At the beginning of the month I finished this new biography of St Francis of Assisi. I’ve been meaning to write down a few thoughts about it, but it keeps getting pushed to the back burner. But now that our new pope has taken the name Francis, suddenly it has acquired a new urgency. In the past two days I’ve recommended this book to two different friends who confessed that they weren’t all that interested in Francis.
The book is Francis of Assisi: A New Biography by Augustine Thompson, O.P. (That’s right. A Dominican wrote the book on Francis.) Thompson is quite the scholar, though he tucks all the notes away at the end, making it easy to just read the biography section of the book through without worrying about those details if you dont want to mess with it. The notes do explain why he approached the various sources in the way he did, which he thinks are authoritative and which more legendary.
The Francis he portrays isn’t the stereotype you might think of when you hear Francis. There are hardly any animal stories, for one, and the focus is on how Francis was inspired to choose several Gospel passages about poverty and live them literally. But the focus of Francis’ spirituality, especially later in his life, is not poverty but the Eucharist.
I’m going to be lazy and crib from Amy Welborn’s review
It is the St. Francis we know – a penitent committed to living the Gospel and conforming himself to the Crucified – but also one we may not be as familiar with.
This book gave me much to think about – and when we get closer to its publication date, I will post on it again, but for now, I’ll share these three points:
What Fr. Thompson has done, I think, is to work hard to clear away the narrative of inevitability that so often (and understandably) affects biographies of Francis – or any figure. Since we know how the story ends, it is a real challenge not to tell – or read – the story with that end in mind. In this book, we walk with Francis and see things as he saw them at the moment – as much as possible. As I read this book, I felt a bit as I did when I read the diaries of Dorothy Day – with the person, in the moment, responding to God’s grace in all of their limitations and hope.
He presents a clarifying and rather different definition of poverty in Francis’ spirituality – again, working to separate what Francis really said and did from later controversies.
This is very important, and perhaps will be the most revealing and one of the more controversial aspects of the book: He places the Eucharist, the Liturgy of the Hours, and the proper and reverential celebration of both squarely at the center of Francis’ concern.

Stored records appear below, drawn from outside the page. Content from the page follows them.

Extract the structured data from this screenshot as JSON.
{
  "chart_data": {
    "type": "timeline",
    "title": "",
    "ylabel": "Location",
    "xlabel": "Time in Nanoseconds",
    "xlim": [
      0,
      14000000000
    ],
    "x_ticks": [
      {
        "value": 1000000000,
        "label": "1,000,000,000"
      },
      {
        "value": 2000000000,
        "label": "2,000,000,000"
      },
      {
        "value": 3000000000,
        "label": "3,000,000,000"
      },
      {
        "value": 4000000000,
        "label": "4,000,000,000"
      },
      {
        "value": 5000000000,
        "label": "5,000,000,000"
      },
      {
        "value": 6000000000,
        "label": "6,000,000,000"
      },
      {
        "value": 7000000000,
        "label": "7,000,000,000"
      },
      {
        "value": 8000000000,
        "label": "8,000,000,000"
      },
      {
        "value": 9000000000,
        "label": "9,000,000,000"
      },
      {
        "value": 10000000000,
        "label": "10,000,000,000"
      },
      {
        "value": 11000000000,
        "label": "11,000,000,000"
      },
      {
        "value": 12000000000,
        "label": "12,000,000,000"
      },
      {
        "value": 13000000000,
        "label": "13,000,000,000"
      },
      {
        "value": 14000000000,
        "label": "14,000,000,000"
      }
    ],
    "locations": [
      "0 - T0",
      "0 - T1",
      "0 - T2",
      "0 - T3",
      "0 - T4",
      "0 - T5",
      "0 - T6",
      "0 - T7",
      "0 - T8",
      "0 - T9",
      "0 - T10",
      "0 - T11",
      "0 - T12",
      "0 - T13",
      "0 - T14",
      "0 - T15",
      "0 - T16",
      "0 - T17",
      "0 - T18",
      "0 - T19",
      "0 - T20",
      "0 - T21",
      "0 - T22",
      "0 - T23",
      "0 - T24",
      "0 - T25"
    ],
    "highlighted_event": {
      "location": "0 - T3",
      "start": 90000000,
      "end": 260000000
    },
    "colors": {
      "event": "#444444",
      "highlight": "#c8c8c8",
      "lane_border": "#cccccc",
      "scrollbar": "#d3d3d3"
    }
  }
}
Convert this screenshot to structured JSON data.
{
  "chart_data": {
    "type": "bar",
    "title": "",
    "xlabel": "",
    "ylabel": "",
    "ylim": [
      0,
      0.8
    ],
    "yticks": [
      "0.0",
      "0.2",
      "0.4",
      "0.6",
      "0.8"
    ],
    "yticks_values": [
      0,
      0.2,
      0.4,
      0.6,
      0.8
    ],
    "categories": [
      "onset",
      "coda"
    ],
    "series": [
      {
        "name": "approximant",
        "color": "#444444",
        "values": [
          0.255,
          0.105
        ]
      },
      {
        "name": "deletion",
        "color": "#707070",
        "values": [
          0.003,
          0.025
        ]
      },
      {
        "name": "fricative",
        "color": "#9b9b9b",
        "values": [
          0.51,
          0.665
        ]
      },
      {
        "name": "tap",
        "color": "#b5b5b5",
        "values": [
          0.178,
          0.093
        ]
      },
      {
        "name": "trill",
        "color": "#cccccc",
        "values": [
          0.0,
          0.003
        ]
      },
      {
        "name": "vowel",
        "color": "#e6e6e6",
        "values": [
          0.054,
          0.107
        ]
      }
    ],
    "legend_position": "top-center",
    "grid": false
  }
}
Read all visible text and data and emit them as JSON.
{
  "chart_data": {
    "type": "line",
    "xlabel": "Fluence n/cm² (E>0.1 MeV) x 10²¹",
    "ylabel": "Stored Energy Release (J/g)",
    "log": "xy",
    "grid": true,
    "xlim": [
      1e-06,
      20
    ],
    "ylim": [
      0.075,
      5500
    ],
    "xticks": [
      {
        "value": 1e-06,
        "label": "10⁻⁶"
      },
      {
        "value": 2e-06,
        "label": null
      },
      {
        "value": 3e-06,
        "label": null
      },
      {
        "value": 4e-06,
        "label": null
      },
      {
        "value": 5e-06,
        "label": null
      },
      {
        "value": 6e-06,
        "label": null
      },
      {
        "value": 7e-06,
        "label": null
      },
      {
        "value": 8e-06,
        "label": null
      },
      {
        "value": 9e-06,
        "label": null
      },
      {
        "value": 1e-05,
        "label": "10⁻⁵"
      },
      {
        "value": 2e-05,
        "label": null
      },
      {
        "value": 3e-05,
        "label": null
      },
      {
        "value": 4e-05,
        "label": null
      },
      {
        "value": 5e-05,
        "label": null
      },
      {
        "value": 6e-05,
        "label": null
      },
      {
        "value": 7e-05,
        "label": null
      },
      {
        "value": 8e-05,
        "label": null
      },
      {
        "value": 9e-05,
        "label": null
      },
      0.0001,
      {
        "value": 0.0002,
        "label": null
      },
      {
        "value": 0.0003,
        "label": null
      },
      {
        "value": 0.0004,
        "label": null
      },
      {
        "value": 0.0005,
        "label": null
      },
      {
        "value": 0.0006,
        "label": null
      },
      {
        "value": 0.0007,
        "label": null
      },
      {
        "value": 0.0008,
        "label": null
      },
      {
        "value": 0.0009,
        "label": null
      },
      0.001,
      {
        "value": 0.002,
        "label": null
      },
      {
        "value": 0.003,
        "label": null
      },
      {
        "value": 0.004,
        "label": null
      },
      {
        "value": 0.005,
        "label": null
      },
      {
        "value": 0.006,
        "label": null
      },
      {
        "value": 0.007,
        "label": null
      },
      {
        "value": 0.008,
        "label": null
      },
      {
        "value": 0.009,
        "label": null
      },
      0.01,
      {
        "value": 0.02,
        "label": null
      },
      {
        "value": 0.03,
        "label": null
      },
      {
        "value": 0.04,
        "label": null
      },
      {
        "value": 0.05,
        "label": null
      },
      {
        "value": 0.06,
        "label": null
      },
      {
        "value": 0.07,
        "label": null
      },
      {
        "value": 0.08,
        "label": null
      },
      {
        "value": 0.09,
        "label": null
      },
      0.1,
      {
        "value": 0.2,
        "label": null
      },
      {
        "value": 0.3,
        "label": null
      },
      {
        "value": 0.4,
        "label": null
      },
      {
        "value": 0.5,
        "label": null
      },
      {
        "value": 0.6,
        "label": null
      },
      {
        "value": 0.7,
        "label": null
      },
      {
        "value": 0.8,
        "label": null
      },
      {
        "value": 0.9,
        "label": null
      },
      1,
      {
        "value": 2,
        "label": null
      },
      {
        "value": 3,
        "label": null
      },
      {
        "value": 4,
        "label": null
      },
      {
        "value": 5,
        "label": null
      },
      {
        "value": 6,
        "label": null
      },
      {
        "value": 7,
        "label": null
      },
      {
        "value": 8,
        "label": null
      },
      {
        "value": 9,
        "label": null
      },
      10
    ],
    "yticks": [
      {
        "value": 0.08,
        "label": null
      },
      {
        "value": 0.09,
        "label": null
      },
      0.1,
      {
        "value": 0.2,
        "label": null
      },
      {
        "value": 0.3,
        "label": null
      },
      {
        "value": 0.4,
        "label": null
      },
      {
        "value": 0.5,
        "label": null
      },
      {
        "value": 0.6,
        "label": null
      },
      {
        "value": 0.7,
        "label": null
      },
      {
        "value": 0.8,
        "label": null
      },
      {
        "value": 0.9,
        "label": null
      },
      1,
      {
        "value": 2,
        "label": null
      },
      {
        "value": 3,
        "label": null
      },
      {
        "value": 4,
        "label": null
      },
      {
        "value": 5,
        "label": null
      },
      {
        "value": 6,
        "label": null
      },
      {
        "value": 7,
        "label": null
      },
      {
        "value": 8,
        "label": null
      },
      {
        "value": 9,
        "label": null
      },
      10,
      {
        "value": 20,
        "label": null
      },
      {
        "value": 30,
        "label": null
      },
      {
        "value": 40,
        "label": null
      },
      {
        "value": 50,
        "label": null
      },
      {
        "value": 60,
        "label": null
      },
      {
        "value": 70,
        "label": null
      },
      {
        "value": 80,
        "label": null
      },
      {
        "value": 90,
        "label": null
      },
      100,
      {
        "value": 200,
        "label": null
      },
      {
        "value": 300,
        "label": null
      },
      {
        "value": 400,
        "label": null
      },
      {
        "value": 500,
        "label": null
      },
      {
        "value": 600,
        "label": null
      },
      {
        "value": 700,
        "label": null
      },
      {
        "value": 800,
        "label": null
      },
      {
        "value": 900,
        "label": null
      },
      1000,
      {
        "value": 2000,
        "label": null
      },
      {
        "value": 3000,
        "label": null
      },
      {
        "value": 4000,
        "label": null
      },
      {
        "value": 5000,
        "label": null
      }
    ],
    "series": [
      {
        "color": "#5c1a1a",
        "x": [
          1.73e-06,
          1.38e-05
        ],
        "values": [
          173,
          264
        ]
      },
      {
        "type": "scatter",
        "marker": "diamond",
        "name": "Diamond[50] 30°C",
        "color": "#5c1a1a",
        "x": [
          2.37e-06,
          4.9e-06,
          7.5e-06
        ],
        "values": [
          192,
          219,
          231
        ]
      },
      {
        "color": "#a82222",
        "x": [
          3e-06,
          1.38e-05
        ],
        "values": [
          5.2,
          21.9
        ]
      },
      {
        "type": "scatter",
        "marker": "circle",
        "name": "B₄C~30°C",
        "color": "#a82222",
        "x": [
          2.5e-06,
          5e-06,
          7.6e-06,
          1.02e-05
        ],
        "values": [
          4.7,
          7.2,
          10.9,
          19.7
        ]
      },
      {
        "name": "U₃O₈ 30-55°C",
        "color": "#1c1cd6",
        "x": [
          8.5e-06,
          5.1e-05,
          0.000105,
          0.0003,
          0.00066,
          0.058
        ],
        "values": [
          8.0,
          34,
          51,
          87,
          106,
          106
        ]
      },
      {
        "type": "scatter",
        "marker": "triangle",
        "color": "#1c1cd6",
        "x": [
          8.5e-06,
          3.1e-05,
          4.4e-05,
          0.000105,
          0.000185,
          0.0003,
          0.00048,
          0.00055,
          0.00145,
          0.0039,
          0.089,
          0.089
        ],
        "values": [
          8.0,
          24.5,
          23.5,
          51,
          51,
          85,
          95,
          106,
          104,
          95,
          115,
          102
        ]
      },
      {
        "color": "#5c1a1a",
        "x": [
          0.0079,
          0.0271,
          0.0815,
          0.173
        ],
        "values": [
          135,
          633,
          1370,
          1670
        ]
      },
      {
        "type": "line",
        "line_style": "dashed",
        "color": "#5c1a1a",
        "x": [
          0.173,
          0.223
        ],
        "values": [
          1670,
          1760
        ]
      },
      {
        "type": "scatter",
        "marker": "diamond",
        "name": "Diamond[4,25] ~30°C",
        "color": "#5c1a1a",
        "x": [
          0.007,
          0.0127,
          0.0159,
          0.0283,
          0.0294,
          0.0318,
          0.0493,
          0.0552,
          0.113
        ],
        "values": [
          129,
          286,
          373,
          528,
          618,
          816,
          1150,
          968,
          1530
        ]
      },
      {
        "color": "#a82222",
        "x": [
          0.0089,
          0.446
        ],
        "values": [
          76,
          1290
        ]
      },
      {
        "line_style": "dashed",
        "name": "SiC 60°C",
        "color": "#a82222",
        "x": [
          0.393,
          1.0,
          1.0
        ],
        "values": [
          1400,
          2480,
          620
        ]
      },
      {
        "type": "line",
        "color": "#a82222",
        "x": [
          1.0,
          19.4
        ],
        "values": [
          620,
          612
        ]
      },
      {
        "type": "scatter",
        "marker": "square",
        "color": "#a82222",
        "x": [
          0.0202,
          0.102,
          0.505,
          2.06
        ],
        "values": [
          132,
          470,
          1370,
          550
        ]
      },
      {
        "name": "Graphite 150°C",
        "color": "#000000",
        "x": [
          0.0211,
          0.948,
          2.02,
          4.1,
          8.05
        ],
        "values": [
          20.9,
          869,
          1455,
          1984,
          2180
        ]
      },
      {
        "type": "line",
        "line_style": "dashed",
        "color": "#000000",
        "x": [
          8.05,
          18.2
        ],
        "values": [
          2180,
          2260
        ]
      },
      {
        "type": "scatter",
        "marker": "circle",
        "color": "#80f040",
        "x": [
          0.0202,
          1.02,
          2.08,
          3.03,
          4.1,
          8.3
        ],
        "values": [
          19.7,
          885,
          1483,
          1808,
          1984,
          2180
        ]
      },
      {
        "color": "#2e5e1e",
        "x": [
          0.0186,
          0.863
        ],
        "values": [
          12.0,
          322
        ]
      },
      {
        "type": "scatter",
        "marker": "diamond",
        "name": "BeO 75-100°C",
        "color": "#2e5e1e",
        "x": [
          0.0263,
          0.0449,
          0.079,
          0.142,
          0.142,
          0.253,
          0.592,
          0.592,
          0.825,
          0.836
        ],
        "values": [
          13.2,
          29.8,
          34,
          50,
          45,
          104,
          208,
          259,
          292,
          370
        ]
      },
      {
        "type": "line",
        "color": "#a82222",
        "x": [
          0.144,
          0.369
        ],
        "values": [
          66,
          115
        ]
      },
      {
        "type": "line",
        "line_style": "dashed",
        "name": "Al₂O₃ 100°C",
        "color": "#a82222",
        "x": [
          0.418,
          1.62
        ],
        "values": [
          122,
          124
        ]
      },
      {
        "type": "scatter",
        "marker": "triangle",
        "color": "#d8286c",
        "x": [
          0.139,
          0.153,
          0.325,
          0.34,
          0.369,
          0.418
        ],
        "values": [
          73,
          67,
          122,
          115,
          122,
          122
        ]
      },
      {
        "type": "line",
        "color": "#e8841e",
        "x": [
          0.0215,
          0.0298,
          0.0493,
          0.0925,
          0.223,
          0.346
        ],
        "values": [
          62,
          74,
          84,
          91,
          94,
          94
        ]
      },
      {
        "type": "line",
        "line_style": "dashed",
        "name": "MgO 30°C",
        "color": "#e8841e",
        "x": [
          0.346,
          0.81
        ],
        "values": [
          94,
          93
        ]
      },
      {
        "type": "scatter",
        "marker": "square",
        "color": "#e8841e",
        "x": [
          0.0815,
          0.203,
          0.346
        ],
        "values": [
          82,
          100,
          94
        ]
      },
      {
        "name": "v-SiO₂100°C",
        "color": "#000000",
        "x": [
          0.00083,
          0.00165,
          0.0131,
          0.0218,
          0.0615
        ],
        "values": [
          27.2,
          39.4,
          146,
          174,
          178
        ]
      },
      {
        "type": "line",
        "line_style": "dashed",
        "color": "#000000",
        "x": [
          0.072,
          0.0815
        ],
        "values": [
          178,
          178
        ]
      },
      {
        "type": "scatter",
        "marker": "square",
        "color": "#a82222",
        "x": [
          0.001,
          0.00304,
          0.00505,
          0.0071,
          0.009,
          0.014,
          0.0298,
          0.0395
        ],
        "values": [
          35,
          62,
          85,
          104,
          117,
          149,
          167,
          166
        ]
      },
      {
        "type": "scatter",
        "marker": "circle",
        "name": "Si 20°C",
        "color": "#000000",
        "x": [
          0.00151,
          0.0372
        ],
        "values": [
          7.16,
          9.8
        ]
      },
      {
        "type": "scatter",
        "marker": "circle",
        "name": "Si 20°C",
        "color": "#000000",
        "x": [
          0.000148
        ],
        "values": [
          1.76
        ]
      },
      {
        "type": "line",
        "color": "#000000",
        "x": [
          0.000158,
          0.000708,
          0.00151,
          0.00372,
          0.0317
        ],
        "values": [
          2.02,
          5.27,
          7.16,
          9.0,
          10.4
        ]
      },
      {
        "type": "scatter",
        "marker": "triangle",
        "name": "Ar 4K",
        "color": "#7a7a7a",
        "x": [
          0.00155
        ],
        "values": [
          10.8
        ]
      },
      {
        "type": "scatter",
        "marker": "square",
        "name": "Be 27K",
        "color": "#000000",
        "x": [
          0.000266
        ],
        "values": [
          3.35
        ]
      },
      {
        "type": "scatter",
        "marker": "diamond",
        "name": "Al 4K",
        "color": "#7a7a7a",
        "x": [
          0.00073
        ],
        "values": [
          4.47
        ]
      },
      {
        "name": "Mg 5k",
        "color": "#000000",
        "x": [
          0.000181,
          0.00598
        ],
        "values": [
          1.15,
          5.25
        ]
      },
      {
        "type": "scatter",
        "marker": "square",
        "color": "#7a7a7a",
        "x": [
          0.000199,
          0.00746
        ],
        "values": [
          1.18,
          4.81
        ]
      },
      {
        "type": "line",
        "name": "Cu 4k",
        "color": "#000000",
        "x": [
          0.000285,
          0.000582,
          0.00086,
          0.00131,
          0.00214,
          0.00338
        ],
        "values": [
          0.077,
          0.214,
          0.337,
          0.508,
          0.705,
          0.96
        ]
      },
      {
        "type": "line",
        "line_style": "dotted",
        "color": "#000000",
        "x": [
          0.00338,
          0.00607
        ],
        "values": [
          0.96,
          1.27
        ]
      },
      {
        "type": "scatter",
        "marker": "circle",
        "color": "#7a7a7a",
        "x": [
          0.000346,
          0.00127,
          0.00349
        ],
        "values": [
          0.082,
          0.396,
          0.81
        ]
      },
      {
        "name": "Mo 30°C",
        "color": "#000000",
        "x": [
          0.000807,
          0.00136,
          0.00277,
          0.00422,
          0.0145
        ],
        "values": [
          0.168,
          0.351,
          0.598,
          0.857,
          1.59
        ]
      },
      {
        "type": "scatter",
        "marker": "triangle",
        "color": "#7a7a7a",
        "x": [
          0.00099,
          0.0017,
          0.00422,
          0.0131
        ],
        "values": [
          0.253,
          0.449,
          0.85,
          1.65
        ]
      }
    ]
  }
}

As I read I marked a couple of brief passages from the book that serve to highlight those points:
The locus of Francis’s “mysticism,” his belief that he could have direct contact with God, was in the Mass, not in nature or even in service of the poor. Thus his harsh words for those who ignored the Eucharistic presence are unique: he never used such language about peace breakers or those who oppressed the downtrodden, deeply as those sins pained him. Francis always preferred to speak in actions and gestures rather than words: he expressed his reverence for churches by sweeping and cleaning them. In response to clerical failure to keep the Host in honorable containers, Francis once tired to have his friars bring precious pyxes to all the regions where they were active. He asked that these be used to reserve the Host when other decent containers were lacking. One can imagine the effect of Francis’s poor followers, with their miserable habits, presenting silver pyxes to parish clergy for the reservation of the Sacrament.
Now Francis meditates on how the Word of the Father, exalted above all creation, humbled himself to take flesh from the Virgin, an act which was “to choose poverty.” This is the only mention of poverty in Francis’s letters of 1220-21, and this “poverty” is not linked to giving up property, simplicity of life, or living only for the day. Francis identifies this poverty with the very physicality of the human condition taken on by the Word.
Nor does Francis dwell on that “poverty” in itself. Rather, he passes to how the Word made flesh gave himself tp his followers on the night before his Passion, when he took bread and wine, and, by the words, “This is my Body” and “This is the Blood of the New Testament,” gave himself over to his disciples as food. Jesus’ act of self giving is, again without elaboration, linked to his sacrifice and death on the Cross for sinners. The Chalice of his Blood given to the disciples is the same one Jesus spoke of in his prayer to the Father: “Father, let this chalice pass from me,” as his “sweat became as drops of blood flowing down upon the earth.” At that Last Supper, then, Jesus initiated the Eucharist so that, as victim on the altar of the Cross, he could “give us an example, so that we might follow in his footsteps.”
The Last Exhortation highlights a theme that is consistently present in Francis’s postconversion llife: the imitation of Christ’s act of self-offering, which becomes real and tangible “in all the churches of the world,” above all in the Eucharistic sacrifice. Christ at the Last Supper commanded his disciples to do as he did, to speak his words over the bread, and so, in eating it, receive his True Body. To take into one’s self the Living and Crucified Body during communion, to venerate it at the elevation during the Mass, and to do so worthily, was to experience the true poverty that was embraced by the Word: human flesh, torn and suffering, bleeding and dying, for others.
I highly recommend this beautiful book. The actual biography is only 141 pages, a quick read. I haven’t spent much time with the notes, but do look forward to reading them one day. I hope that our new Holy Father, Pope Francis will lead many people to rediscover this most misunderstood saint.